6th Sultan of Gujarat
- Reign: May 1458
- Predecessor: Qutb-ud-Din Ahmad Shah II
- Successor: Mahmud Shah I Begada
- Dynasty: Muzaffarid
- Father: Ahmad Shah I
- Religion: Islam

= Daud Shah of Gujarat =

Sultan of Gujarat in 1458

Daud Shah, born Daud Khan, was a ruler of the Muzaffarid dynasty, who reigned over the Gujarat Sultanate from few days in 1458.

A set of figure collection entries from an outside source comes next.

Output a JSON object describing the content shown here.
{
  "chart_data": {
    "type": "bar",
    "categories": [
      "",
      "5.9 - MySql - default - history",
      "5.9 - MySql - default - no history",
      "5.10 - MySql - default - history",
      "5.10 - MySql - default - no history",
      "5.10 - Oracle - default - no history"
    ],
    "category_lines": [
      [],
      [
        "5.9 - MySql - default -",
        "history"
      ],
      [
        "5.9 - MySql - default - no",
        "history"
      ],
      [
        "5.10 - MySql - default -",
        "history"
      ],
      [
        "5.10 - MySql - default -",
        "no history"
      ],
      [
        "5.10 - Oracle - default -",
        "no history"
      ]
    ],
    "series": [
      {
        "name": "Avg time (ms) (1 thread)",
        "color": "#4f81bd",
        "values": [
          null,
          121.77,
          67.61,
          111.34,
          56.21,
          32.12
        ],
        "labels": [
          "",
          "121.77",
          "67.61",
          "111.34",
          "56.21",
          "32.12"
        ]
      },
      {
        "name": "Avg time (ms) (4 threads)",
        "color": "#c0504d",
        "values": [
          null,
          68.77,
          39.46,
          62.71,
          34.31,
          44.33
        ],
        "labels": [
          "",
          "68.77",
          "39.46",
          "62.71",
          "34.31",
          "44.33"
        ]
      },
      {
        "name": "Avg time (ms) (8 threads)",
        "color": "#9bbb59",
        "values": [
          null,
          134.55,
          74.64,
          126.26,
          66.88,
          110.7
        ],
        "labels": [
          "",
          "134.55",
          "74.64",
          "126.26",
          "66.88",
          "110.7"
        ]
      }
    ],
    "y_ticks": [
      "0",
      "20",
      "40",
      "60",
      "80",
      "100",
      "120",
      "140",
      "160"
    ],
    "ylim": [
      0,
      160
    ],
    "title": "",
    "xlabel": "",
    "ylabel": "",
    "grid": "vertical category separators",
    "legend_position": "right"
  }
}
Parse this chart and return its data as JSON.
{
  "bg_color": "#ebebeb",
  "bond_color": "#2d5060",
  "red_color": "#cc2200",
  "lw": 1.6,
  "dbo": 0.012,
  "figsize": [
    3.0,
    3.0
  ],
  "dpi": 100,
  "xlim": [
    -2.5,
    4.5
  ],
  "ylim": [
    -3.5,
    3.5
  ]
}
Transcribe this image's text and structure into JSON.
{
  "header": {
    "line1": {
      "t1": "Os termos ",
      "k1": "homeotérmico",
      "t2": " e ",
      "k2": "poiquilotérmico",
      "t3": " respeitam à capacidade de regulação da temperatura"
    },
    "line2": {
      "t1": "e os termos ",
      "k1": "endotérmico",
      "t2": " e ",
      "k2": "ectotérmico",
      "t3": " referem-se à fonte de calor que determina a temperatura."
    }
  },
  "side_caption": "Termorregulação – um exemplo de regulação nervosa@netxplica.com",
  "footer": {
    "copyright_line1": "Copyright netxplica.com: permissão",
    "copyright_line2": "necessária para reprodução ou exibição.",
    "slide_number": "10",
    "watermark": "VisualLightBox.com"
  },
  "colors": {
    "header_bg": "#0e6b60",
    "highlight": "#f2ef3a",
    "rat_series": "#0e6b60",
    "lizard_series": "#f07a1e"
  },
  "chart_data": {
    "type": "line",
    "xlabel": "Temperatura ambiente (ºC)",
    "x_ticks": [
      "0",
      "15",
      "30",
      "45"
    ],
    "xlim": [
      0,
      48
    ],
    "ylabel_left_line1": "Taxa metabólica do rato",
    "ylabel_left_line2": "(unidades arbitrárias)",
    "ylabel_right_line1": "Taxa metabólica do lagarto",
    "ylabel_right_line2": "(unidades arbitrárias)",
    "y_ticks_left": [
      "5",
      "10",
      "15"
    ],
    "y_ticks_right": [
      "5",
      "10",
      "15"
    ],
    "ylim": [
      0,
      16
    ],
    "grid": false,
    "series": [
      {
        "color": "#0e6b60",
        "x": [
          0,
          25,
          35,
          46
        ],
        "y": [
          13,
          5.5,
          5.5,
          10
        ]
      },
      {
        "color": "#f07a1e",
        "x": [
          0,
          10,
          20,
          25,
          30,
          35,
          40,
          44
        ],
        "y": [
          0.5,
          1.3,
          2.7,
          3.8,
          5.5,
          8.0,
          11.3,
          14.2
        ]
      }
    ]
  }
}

On the death of Gujarat Sultan Qutb-ud-dín Ahmad Shah II, the nobles raised to the throne his uncle Daud, son of Ahmad Shah I. But as Daud appointed a carpet-spreader to high offices and committed improper acts, he was deposed after reign of seven or, according to some source twenty seven days. In 1459 his nephew Fateh Khán, the son of Muhammad Shah II by Bibi Mughli, a daughter of Jám Júna of Samma dynasty ruling from Thatta in Sindh; was seated on the throne at the age of little more than thirteen with the title of Mahmúd Sháh I, later popularly named Mahmud Begada.

Daud afterwards became a religious ascetic. According to chronicler Haji ud-Dabir, Daud was never seen again.